Book Review – Mina and the Undead

A friend of mine recommended this book by debut author Amy McCaw, and I pre-ordered it based on that; she’s never steered me wrong before on them so I trusted her, and was completely right to. It’s a tantalizing read that tiptoes the line between general young adult thriller and a blood drenched horror novel, all keeping a fine line and keeping all readers on edge as the tension builds consistently throughout. Here’s the synopsis:

New Orleans Fang Fest, 1995.
Mina’s having a summer to die for.

17-year-old Mina, from England, arrives in New Orleans to visit her estranged sister, Libby. After growing up in Whitby, the town that inspired Dracula, Mina loves nothing more than a creepy horror movie. She can’t wait to explore the city’s darkest secrets – vampire tours, seedy bars, spooky cemeteries, disturbing local myths…

And it gets even better when Mina lands a part-time job at a horror movie mansion and meets Jared, Libby’s gorgeous housemate, co-worker and fellow horror enthusiast.

But the perfect summer bliss is broken when, while exploring the mansion, Mina stumbles upon the body of a girl with puncture marks on her neck, clutching a lock of hair that suspiciously resembles Libby’s… Someone is replicating New Orleans’ most brutal supernatural killings. Mina must discover the truth and prove her sister’s innocence before she becomes the victim of another myth.

Firstly, this book is designed to look like a VHS tape, from the cover to the spine, and the grey edging of pages. It immediately submerges you back into 1995, and it was like childhood memories come to life, with moments full of hair crimping, black nail varnish, and Saved By The Bell references. It was great. Total throwback.

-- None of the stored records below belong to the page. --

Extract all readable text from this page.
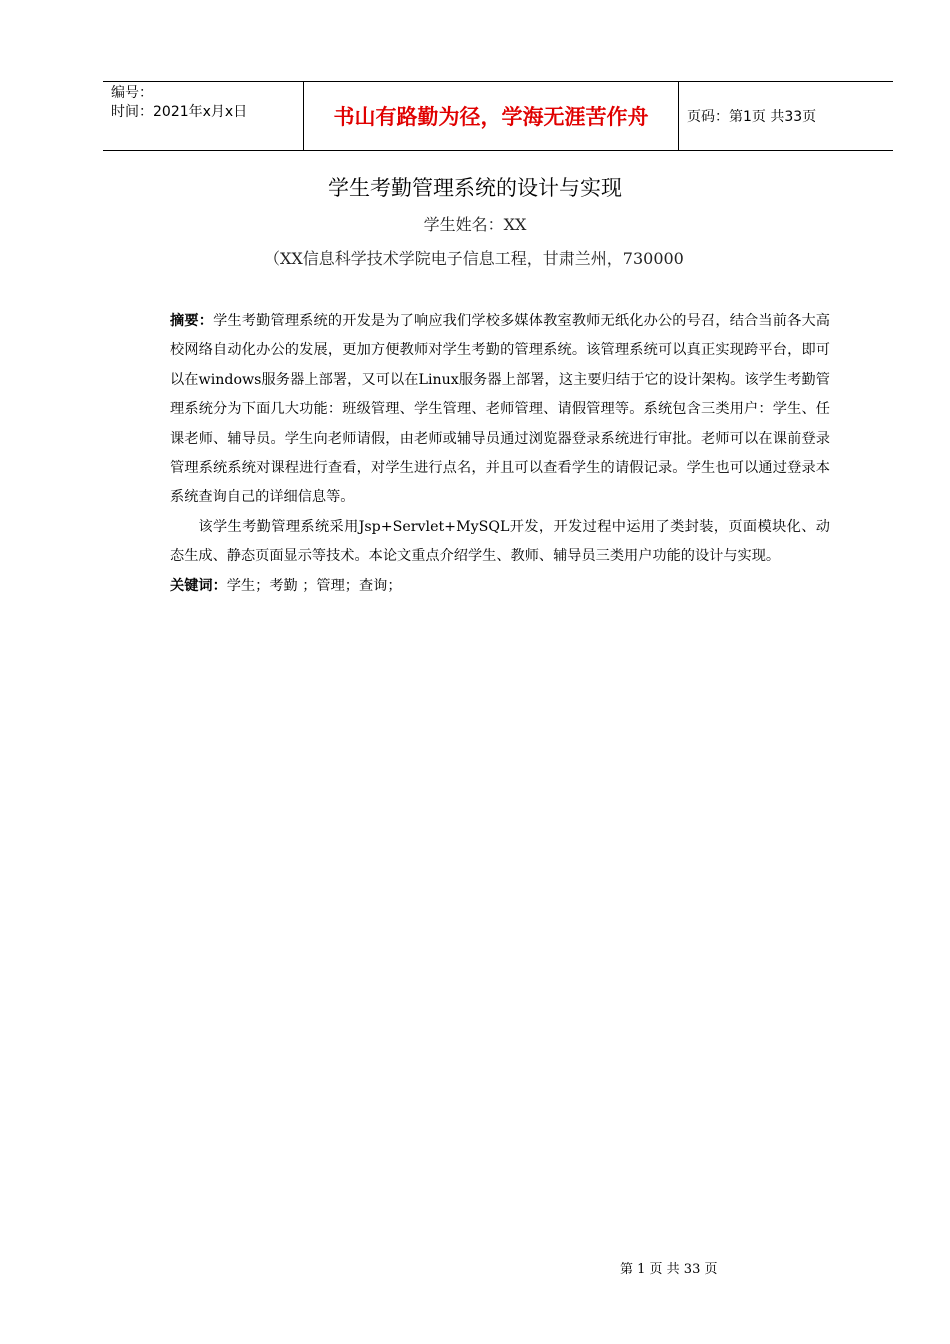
编号：
时间：2021年x月x日	书山有路勤为径，学海无涯苦作舟	页码：第1页 共33页
学生考勤管理系统的设计与实现
学生姓名：XX
（XX信息科学技术学院电子信息工程，甘肃兰州，730000

摘要：学生考勤管理系统的开发是为了响应我们学校多媒体教室教师无纸化办公的号召，结合当前各大高校网络自动化办公的发展，更加方便教师对学生考勤的管理系统。该管理系统可以真正实现跨平台，即可以在windows服务器上部署，又可以在Linux服务器上部署，这主要归结于它的设计架构。该学生考勤管理系统分为下面几大功能：班级管理、学生管理、老师管理、请假管理等。系统包含三类用户：学生、任课老师、辅导员。学生向老师请假，由老师或辅导员通过浏览器登录系统进行审批。老师可以在课前登录管理系统系统对课程进行查看，对学生进行点名，并且可以查看学生的请假记录。学生也可以通过登录本系统查询自己的详细信息等。

该学生考勤管理系统采用Jsp+Servlet+MySQL开发，开发过程中运用了类封装，页面模块化、动态生成、静态页面显示等技术。本论文重点介绍学生、教师、辅导员三类用户功能的设计与实现。

关键词：学生；考勤 ；管理；查询；

第 1 页 共 33 页
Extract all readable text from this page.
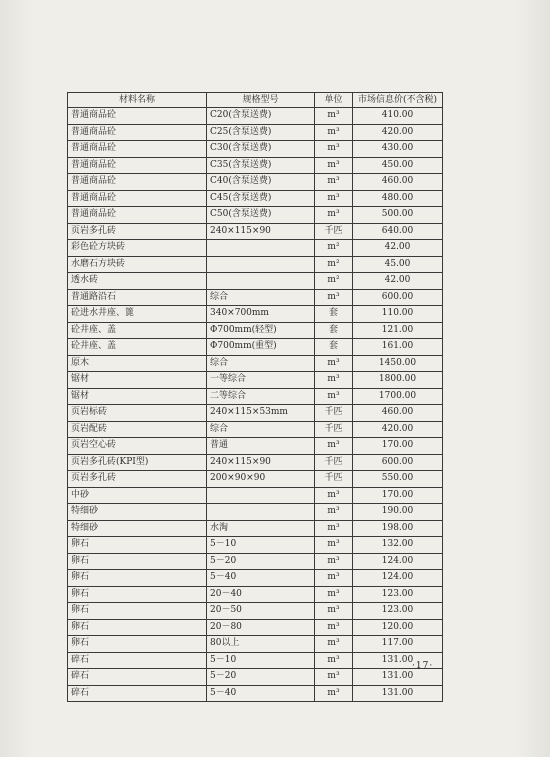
材料名称	规格型号	单位	市场信息价(不含税)
普通商品砼	C20(含泵送费)	m³	410.00
普通商品砼	C25(含泵送费)	m³	420.00
普通商品砼	C30(含泵送费)	m³	430.00
普通商品砼	C35(含泵送费)	m³	450.00
普通商品砼	C40(含泵送费)	m³	460.00
普通商品砼	C45(含泵送费)	m³	480.00
普通商品砼	C50(含泵送费)	m³	500.00
页岩多孔砖	240×115×90	千匹	640.00
彩色砼方块砖		m²	42.00
水磨石方块砖		m²	45.00
透水砖		m²	42.00
普通路沿石	综合	m³	600.00
砼进水井座、篦	340×700mm	套	110.00
砼井座、盖	Φ700mm(轻型)	套	121.00
砼井座、盖	Φ700mm(重型)	套	161.00
原木	综合	m³	1450.00
锯材	一等综合	m³	1800.00
锯材	二等综合	m³	1700.00
页岩标砖	240×115×53mm	千匹	460.00
页岩配砖	综合	千匹	420.00
页岩空心砖	普通	m³	170.00
页岩多孔砖(KPI型)	240×115×90	千匹	600.00
页岩多孔砖	200×90×90	千匹	550.00
中砂		m³	170.00
特细砂		m³	190.00
特细砂	水淘	m³	198.00
卵石	5－10	m³	132.00
卵石	5－20	m³	124.00
卵石	5－40	m³	124.00
卵石	20－40	m³	123.00
卵石	20－50	m³	123.00
卵石	20－80	m³	120.00
卵石	80以上	m³	117.00
碎石	5－10	m³	131.00
碎石	5－20	m³	131.00
碎石	5－40	m³	131.00
·17·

This book builds up tension levels from the very start, going from small moments of anxiety to utter terror throughout the pages. Where we start off uncertain about who the killer could be, we only become more sure than something is utterly, fundamentally wrong, leaving you unable to trust anyone other than Mina, and even then you question her judgement at times. It’s brilliant having a narrator who is trustworthy but who is also an imperfect human being, willing to admit her mistakes, and question her choices.

The cast of characters are varied and the little group of friends are all likeable in their own way, with an expanded group that all leave a selection of impressions, none of which help up predict the stunning conclusion the unfolds very quickly. It leaves you feeling a bit like you’ve been totally taken over by the situation and unable to process it for a while after.

Author Amy McCaw has created an unforgettable cast of characters that are going to stay with me for a long time yet, and I really can’t wait for her to write something else; she has a natural skill when it comes to creating environments and situations that will go on to compliment young adult thrillers for years to come.